It supports the automatic analysis, filtering, enrichment, content interpretation and normalization of hundreds of common devices from vendors at home and abroad, and supports various inputs such as Syslog, DB, SNMP, Netflow, API interface, mirror traffic and files.
Through full traffic detection technology, dozens of network protocols can be restored in platform, to achieve accurate detection of compromised hosts, network intrusions, viruses, abnormal traffic, DDoS attacks and so on.
Platform take advantage of QAX proprietary intelligence base and self-developed technologies. matching massive threat intelligence to generate valuable compromise alerts. And also using correlation analysis, log matching and to deal with various scenarios.
The platform is equipped with SABRE, a distributed streaming correlation analysis engine, which provides multi-source data correlation analysis, flexible threat modeling and rich context information display capabilities to help improve the accuracy of threat detection.
Through the analysis from macro to micro, based on the siems powerful data query and correlation analysis capabilities, combined with rich BI components, the threat is presented on the security dashboard from the perspective of security personnel.
For the recent occurrence of high-frequency query data through the hot data mode storage, the overall data search will support 10 billion-level data second-level retrieval.
QAX SIEM can agilely configure linkage disposal and automate the response strategy against various cyber attacks. For more complex security incidents, QAX SIEM can send incidents information to SOAR which can execute playbooks according to user-defined orchestration. With SOAR, the solution can empower clients to finish the "last mile" operation work successfully.
Through the combination of asset value, vulnerability information and threat information, the risk assessment of the whole network assets is carried out, and the risk indicators are quantified to help users better understand and control security risks and provide strong support for security decision-making.
Through the preset dashboards, reports, views, and themed situational large screens, the network security situation can be visually displayed from different angles to meet the needs of communication, reporting and decision-making assistance.
QAX SIEM is based on the big data technology architecture, which successfully solves the problems of massive data acquisition, storage and calculation. The data retrieval module of the analysis platform uses distributed computing and search engine technology to process all data, and can establish clusters through multiple devices to ensure the supply of storage space and computing power.
QAX SIEM is equipped with SABRE, a distributed association analysis engine, which presets 1000 + association analysis rules and 100 + semantic support. The DGA detection technology based on machine learning has a detection accuracy of 99.94%. Through full traffic detection technology, the platform can restore dozens of network protocols, and accurately detect lost hosts, network intrusions, network viruses, abnormal traffic, DDoS attacks, etc.

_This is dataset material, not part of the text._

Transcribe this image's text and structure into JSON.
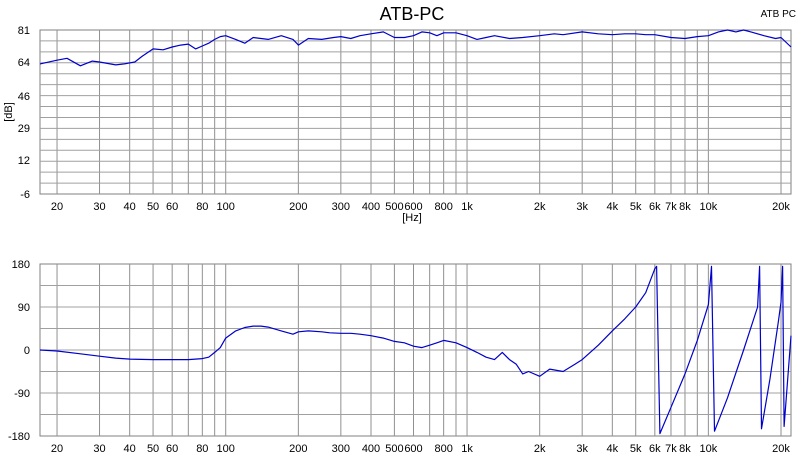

With the support of strong basic big data architecture and the assistance of strong detection capability of distributed streaming engine, QAX SIEM has established a perfect support system for threat disposal and response process. Users can manage the whole life cycle of security data through the platform to form a closed-loop security operation capability covering threat discovery, threat analysis, response disposal and continuous monitoring.
QAX Group has a full-time product operation service team, which can provide on-site security operation , managed security services/managed detection&response, operation consultation and operation technology training services to help customers improve the efficiency, reflect the value of safe operation and solve the practical difficulties of personnel shortage.